Hasil pengamatan menunjukkan intensitas UHI terparah pada hari Minggu (Sunday) di Kuala Lumpur, dengan intensitas bervariasi dari 3,9°C sampai dengan 5°C. Inti UHI terletak di tengah kota (Puduraya). Pada saat hari kerja cenderung lebih panas daripada hari libur, tetapi di pusat kota, Puduraya malah lebih panas dan padat pada hari libur.  Adanya perbedaan peningkatan intensitas UHI kota Kuala Lumpur lebih dari satu derajat Celcius (1,5°C), merupakan nilai yang cukup besar yang dapat mempengaruhi kenyamanan dan kesehatan manusia di sekitarnya.

Kasus II
Pengamatan UHI di Kota Jakarta dan sekitarnya oleh Zulfikar et al., 2022. Pengamatan menggunakan 6 titik stasiun cuaca di Jakarta dan sekitarnya menggunakan data tahun 1993 - 2018 berupa suhu udara dan kelembapan udara harian, yang dihubungkan dengan data indeks ENSO (El Niño-Southern Oscillation) sebagai indikator kejadian El Niño, La Niña ataukah Netral serta dihubungkan dengan THI (Thermal Heat Index).

Saat Netral

Saat El Niño

Saat La Niña


Gambar 10. Hasil penelitian Zulfikar et al., 2022 : Pengurangan UHI Urban dan Rural, Hubungan intensitas UHI dengan perbedaan THI


Hasil penelitian menunjukkan intensitas UHI di Jakarta 0,2°C sampai dengan 3,2°C, dengan lebih tinggi di daerah Urban dibandingkan sekitarnya, Hubungan antara intensitas UHI dengan perbedaan THI menunjukkan nilai yang positif tinggi dengan korelasi antara 0,7 sampai dengan 0,986. Kenaikan 1°C pada intensitas UHI akan menaikkan beda THI sebesar 0,9 pada saat El-Nino, La-Nina, atau Netral. 

Penginderaan Jauh

Penelitian tentang UHI juga banyak dilakukan oleh berbagai peneliti di dunia dengan menggunakan penginderaan jauh.

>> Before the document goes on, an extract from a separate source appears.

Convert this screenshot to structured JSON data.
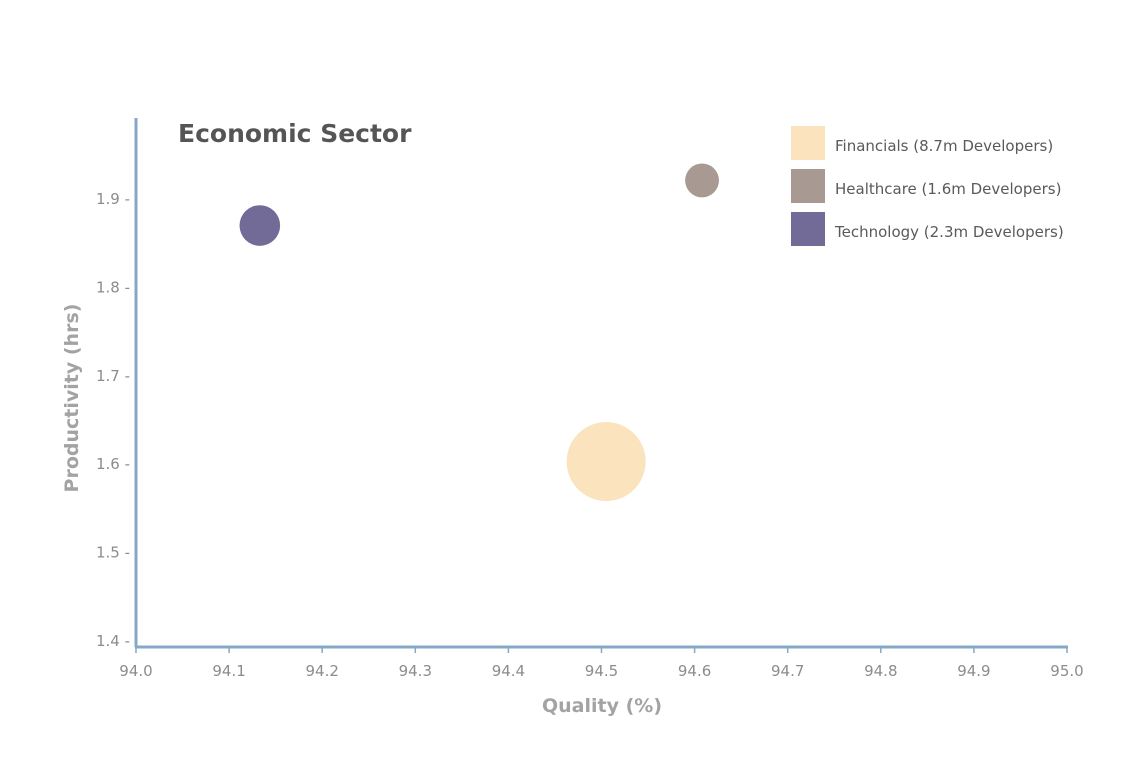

Penggunaan informasi dari penginderaan jauh akan sangat berguna untuk menjelaskan dampak dari UHI (Zhou et al., 2010). Citra dari penginderaan jauh dengan resolusi spasial sedang misalnya dari TM (Landsat Thematic Mapper) dan ASTER (Terra Advanced Spaceborne Thermal Emission and Reflection Radiometer). Pengamatan suhu permukaan menggunakan Citra Satelit Landsat juga dapat diaplikasikan pada metode UHI (Naf dan Hernawati, 2018). UHI dapat diamati sebagai suatu fenomena atau kejadian peningkatan suhu udara di wilayah perkotaan dibandingkan dengan daerah pedesaan mencapai suhu 3-10°C.

Di sisi lain, sensor dengan resolusi temporal tinggi, seperti Moderate-Resolution Imaging Spectrora-diometer (MODIS) pada satelit Terra dan Aqua serta Advanced Very High Resolution Radiometer (AVHRR) pada satelit. Satelit NOAA, memberikan kemungkinan untuk memantau variasi UHI pada skala temporal yang berbeda. Para peneliti telah menemukan bahwa UHI memperoleh gambaran yang jelas pada skala diurnal, bulanan, dan musiman.

Penerapan data/teknik Penginderaan Jauh bisa juga dengan menggunakan sensor termal pada satelit atau drone sehingga memungkinkan dilakukan estimasi Suhu Permukaan Tanah (Land Surface Temperature/ LST). 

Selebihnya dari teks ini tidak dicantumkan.